Em "competição" perdida com o futebol e com os noticiários, estive na última emissão de "Olhar o Mundo", um programa da RTP (que passa na RTP 2, na RTP Informação, na RTP Internacional e na RTP África) dedicado à política internacional e apresentado por António Mateus.
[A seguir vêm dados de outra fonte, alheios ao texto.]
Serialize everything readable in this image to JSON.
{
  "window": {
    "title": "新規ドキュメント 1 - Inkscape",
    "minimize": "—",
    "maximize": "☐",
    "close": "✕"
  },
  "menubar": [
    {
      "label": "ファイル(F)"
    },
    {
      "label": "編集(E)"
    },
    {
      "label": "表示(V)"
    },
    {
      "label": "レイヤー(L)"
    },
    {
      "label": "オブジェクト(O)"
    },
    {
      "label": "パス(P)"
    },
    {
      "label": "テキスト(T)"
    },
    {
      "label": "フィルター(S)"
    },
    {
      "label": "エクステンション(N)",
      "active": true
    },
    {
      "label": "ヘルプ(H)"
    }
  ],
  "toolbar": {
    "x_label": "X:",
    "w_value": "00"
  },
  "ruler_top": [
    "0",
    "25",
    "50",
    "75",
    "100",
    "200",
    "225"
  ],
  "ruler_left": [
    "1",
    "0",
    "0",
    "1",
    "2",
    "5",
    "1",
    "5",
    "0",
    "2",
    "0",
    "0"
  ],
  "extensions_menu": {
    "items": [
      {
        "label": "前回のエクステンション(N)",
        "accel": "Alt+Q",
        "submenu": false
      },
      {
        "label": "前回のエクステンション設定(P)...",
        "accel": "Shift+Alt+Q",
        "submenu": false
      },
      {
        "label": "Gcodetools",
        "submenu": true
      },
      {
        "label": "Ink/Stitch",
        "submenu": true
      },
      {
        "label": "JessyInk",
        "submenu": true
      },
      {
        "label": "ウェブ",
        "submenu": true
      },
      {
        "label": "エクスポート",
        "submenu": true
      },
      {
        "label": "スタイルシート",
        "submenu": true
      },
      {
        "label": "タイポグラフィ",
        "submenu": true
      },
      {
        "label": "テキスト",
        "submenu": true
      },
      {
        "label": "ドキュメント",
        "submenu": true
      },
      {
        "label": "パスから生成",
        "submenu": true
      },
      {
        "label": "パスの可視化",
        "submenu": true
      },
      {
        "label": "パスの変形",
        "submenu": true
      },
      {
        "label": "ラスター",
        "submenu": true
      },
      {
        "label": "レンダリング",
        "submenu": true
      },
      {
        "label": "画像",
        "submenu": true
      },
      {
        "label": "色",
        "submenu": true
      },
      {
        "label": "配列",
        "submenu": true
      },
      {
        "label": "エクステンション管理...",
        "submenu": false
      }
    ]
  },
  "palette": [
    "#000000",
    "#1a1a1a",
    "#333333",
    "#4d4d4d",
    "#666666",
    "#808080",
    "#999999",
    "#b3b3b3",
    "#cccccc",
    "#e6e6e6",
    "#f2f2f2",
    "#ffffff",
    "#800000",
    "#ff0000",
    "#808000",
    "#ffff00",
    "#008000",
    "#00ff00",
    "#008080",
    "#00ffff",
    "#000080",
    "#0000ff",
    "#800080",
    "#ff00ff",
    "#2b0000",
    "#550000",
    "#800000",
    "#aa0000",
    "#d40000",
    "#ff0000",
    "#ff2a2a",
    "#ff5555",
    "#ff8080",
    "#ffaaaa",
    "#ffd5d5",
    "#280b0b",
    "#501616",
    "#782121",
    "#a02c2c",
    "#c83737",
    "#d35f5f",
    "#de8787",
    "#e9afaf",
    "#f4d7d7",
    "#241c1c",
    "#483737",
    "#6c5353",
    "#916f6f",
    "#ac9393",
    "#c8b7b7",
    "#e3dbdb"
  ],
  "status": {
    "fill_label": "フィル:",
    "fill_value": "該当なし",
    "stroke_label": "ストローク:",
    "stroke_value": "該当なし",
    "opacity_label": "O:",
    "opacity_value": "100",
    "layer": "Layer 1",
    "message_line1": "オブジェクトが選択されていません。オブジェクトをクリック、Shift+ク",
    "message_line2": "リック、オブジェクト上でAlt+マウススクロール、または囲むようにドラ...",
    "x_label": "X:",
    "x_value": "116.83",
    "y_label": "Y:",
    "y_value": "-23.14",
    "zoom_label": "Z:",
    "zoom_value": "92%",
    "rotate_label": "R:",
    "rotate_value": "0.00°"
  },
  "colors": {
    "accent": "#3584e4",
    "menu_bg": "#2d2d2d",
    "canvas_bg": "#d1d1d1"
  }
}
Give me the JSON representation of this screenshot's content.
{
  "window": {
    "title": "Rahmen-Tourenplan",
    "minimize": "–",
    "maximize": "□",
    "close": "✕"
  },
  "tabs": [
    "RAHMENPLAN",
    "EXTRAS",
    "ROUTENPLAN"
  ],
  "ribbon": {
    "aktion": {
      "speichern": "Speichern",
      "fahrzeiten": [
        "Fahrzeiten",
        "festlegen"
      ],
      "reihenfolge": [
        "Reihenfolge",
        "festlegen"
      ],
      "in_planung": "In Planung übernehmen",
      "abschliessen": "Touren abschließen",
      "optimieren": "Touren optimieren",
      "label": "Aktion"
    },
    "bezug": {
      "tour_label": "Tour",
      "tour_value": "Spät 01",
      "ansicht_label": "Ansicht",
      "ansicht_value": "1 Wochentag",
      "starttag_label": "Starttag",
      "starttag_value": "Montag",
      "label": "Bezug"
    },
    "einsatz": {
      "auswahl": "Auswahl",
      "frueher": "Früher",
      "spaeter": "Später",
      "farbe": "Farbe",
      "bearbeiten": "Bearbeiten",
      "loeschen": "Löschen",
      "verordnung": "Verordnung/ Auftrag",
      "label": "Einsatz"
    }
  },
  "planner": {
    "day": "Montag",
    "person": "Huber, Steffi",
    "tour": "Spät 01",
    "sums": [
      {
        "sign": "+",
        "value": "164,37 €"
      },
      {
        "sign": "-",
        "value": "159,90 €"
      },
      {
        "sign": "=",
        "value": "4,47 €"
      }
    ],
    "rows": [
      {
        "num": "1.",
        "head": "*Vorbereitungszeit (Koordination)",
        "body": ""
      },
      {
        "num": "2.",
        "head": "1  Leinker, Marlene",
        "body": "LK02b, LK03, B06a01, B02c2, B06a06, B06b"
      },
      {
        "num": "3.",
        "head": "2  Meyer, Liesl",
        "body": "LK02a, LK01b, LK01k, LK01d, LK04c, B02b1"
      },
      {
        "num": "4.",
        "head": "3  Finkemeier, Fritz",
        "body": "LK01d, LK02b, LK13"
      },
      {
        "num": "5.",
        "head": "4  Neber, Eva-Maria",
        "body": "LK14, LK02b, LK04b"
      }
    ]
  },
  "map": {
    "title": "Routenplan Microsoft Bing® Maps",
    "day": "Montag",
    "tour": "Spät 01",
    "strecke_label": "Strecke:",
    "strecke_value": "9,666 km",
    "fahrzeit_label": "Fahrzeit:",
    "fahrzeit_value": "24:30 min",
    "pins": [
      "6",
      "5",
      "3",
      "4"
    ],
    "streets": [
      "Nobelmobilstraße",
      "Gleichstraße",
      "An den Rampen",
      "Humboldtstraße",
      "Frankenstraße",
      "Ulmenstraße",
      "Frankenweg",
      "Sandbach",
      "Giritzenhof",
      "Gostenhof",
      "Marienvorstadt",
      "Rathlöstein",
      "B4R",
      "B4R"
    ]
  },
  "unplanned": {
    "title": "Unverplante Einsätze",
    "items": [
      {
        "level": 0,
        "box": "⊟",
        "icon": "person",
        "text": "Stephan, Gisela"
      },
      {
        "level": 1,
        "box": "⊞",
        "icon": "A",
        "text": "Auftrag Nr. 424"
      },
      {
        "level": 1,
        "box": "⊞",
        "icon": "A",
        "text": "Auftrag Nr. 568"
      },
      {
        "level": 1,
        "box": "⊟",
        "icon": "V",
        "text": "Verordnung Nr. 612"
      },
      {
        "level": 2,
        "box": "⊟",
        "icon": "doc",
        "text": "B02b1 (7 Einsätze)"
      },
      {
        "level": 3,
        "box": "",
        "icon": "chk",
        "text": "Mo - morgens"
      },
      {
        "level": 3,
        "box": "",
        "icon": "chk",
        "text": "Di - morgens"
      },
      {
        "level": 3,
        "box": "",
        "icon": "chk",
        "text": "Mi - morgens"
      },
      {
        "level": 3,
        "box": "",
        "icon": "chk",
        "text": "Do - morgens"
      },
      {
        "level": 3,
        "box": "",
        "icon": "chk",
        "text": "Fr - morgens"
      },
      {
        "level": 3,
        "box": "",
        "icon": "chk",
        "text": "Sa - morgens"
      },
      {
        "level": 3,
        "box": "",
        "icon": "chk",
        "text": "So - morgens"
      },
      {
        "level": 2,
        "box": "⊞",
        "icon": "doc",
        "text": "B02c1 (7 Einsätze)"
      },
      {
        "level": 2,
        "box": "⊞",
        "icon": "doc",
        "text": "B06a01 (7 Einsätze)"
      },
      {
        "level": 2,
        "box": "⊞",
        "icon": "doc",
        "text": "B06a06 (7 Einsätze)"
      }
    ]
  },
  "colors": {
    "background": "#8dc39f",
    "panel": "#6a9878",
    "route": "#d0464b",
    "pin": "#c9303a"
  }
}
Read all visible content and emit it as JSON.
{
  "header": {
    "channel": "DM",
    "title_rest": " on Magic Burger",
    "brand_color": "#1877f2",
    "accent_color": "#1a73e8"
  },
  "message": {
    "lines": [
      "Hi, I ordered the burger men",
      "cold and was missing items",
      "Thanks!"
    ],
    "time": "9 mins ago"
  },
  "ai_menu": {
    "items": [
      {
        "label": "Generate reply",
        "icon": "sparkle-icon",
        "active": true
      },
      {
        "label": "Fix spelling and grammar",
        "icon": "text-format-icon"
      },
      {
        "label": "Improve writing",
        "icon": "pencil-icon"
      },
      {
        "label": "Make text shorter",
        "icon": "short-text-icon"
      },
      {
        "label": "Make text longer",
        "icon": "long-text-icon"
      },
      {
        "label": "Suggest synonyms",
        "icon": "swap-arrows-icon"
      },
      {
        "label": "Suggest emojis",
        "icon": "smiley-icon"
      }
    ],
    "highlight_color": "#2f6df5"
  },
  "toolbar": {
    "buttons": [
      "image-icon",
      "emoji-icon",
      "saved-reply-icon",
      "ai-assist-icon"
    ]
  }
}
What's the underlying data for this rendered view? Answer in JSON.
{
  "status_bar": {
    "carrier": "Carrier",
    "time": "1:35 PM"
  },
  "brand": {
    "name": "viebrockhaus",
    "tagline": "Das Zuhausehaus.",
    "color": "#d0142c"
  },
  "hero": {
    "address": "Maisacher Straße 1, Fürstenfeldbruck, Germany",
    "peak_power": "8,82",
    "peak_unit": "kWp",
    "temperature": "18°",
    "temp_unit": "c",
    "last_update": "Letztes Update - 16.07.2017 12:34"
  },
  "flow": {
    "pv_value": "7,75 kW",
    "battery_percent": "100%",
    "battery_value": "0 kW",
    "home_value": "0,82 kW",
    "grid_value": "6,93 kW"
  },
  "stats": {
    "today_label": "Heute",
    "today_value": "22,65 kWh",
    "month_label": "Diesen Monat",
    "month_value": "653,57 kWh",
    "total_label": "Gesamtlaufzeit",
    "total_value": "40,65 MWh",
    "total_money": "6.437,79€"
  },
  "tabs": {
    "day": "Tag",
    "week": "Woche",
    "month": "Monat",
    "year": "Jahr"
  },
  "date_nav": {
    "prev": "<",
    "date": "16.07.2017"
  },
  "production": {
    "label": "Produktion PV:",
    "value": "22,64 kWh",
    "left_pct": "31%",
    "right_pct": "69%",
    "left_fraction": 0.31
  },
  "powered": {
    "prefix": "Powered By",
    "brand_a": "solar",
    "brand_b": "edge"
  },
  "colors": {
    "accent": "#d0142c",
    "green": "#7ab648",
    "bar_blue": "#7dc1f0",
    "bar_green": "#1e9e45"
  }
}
Nele falamos de muitas coisas, desde as atribulações de Nicolas Sarkozy ao agravamento do conflito israelo-palestiniano, passando pela crise na Ucrânia. Mas também abordámos temas relacionados com a Turquia, a Nigéria, o Brasil, Hong-Kong, a Argentina e o Japão. Uma volta ao mundo em alguns minutos de conversa.

Pode ver o programa aqui.

Emiliano Dionísio


Os leitores deste blogue pela certa que nunca ouviram falar deste nome. Mas ele fazia vibrar a minha juventude, embora por não mais do que as primeiras etapas da "Volta a Portugal", nos idos de 60 e 70. Lembrei-me dele, há minutos, ao ver o emocionante sprint do final da primeira etapa do "Tour de France" (no dia em que Cavendish terá arruinado, por culpa própria, as suas esperanças para este ano).
 
Emiliano Dionísio era um ciclista do Sporting Club de Portugal. Nesse tempo, a primeira etapa era disputada em pista, por equipas, e o Sporting tinha quase sempre muito boas equipas. Longe de ser o melhor do seu grupo, Emiliano era, contudo, um fantástico especialista no sprint e, por duas vezes, ganhou a camisola amarela nessa primeira etapa, na qual ficava sempre bem classificado. Perdeu-a quase de seguida, porque a não conseguiu aguentar ao longo da prova. E, com a passagens dos dias, ia-se quase sempre afundando na classificação, com a etapa da Torre a marcar a sua inescapável sina. Mas ganhou etapas e outras provas em que a decisão ao sprint, que era a sua inegável especialidade, foi a regra. Guardei sempre uma ternura particular pela sua figura de homem modesto, com um sorriso simpático.
 
Que será feito de Emiliano Dionísio?

Debré e Sarkozy

"Pode-se contestar aquilo que nos é imputado, não se constentam os fundamentos da Justiça, porque nesse momento contesta-se a República", disse o presidente da Comissão Constitucional francesa, Jean-Louis Debré, em reação à entrevista em que Nicolas Sarkozy, depois de ter sido interrogado pela polícia, colocou em causa e acusou de instrumentalização política os agentes judiciais.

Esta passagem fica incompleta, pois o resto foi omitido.